As he spoke, the mist dispersed, and I saw him near the center of the room, sitting in a massive chair. When I turned toward him, he rose from it and seizing it by the back sent it hurtling toward me as easily as he might have thrown a basket. It missed me by no more than a span.

"Now you will attempt to kill me," he said. "And all for a foolish charm. I ought to have killed you, that night when you slept in my bed."

I could have said the same thing, but I did not bother to reply. It was clear that by feigning helplessness he was hoping to lure me into a careless attack, and though he appeared to be without a weapon, he was still twice my height and, as I had reason to believe, of four times or more my strength. Then too I was conscious, as I drew nearer Bun, that we were reenacting here the performance of the marionettes I had seen in a dream on the night of which he had reminded me, and in that dream, the wooden giant had been armed with a bludgeon. He retreated from me step by step as I advanced; yet he seemed always ready to come to grips.

Quite suddenly, when we were perhaps three quarters across the room from the stair, he turned and ran. It was astonishing, like seeing a tree run.

It was also very quick. Ungainly though he was, he covered two paces with every step, and he reached the wall - where there was just such a slit of window as Ossipago had stared from - long before me.

For an instant I could not think what he meant to do. The window was far too narrow for him to climb through. He thrust both his great hands into it, and I heard the grinding of stone upon stone.

Just in time I guessed, and managed a few steps back. A moment later he held a block of stone wrenched from the wall itself. He lifted it above his head and hurled it at me.

As I leaped aside, he tore free another, and then another. At the third I had to roll desperately, still clutching my sword, to avoid the fourth, the stones coming quicker and quicker as the lack of those already torn away weakened the structure of the wall.
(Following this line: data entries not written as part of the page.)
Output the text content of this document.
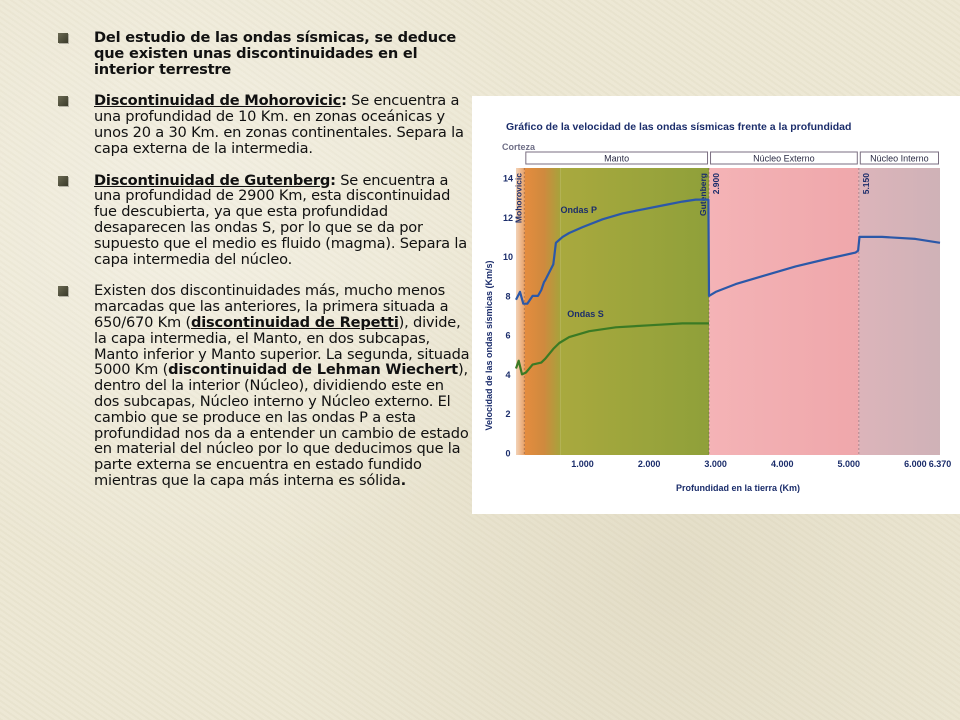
Del estudio de las ondas sísmicas, se deduce que existen unas discontinuidades en el interior terrestre
Discontinuidad de Mohorovicic: Se encuentra a una profundidad de 10 Km. en zonas oceánicas y unos 20 a 30 Km. en zonas continentales. Separa la capa externa de la intermedia.
Discontinuidad de Gutenberg: Se encuentra a una profundidad de 2900 Km, esta discontinuidad fue descubierta, ya que esta profundidad desaparecen las ondas S, por lo que se da por supuesto que el medio es fluido (magma). Separa la capa intermedia del núcleo.
Existen dos discontinuidades más, mucho menos marcadas que las anteriores, la primera situada a 650/670 Km (discontinuidad de Repetti), divide, la capa intermedia, el Manto, en dos subcapas, Manto inferior y Manto superior. La segunda, situada 5000 Km (discontinuidad de Lehman Wiechert), dentro del la interior (Núcleo), dividiendo este en dos subcapas, Núcleo interno y Núcleo externo. El cambio que se produce en las ondas P a esta profundidad nos da a entender un cambio de estado en material del núcleo por lo que deducimos que la parte externa se encuentra en estado fundido mientras que la capa más interna es sólida.
Corteza
Manto	Núcleo Externo	Núcleo Interno
Mohorovicic	Gutenberg 2.900	5.150
Ondas P
Ondas S
0
2
4
6
8
10
12
14
1.000	2.000	3.000	4.000	5.000	6.000 6.370
Gráfico de la velocidad de las ondas sísmicas frente a la profundidad
Velocidad de las ondas sísmicas (Km/s)
Profundidad en la tierra (Km)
By the purest chance, that roll brought me close to a casket,' a thing no bigger than a modest housewife might have for her rings, lying on the floor.

It was ornamented with little knobs, and something in their form recalled to me those Master Gurloes had adjusted at Thecla's excruciation. Before Baldanders could pry out another stone, I scooped the casket up and twisted one of its knobs. At once the vanished mist came boiling out of the floor again, quickly reaching the level of my head, so that I was blinded in its sea of white.

"You have found it," Baldanders said in his deep, slow tones. "I should have turned it off. Now I cannot see you, but you cannot see me."

I kept silent because I knew he was standing with a block of stone poised to throw, waiting for the sound of my voice. After I had drawn perhaps two dozen breaths, I began to edge toward him as silently as I could. I was certain that despite all his cunning he could not walk without my hearing him. When I had taken four steps, the stone crashed on the floor behind me, and there was the noise of another being torn from the wall.

It was one stone too many; there came a deafening roar, and I knew a whole section of the wall above the window must have gone crashing down. Briefly I dared to hope it had killed him; but the mist began to thin at once, pouring through the rent in the wall and out into the night and the rain outside, and I saw him still standing beside the gaping hole.

He must have dropped the stone he had wrenched loose when the wall fell; he was empty-handed. I dashed toward him hoping to attack him before he realized I was upon him. Once again he was too quick. I saw him grasp the wall that remained and swing himself out, and by the time I had reached the opening he was some distance below. What he had done seemed impossible; but when I looked more carefully at that part of the tower illuminated by the lights of the room in which I stood, I saw that the stones were roughly cut and laid without mortar, so there were often sizable crevices between them, and that the wall sloped inward as it rose.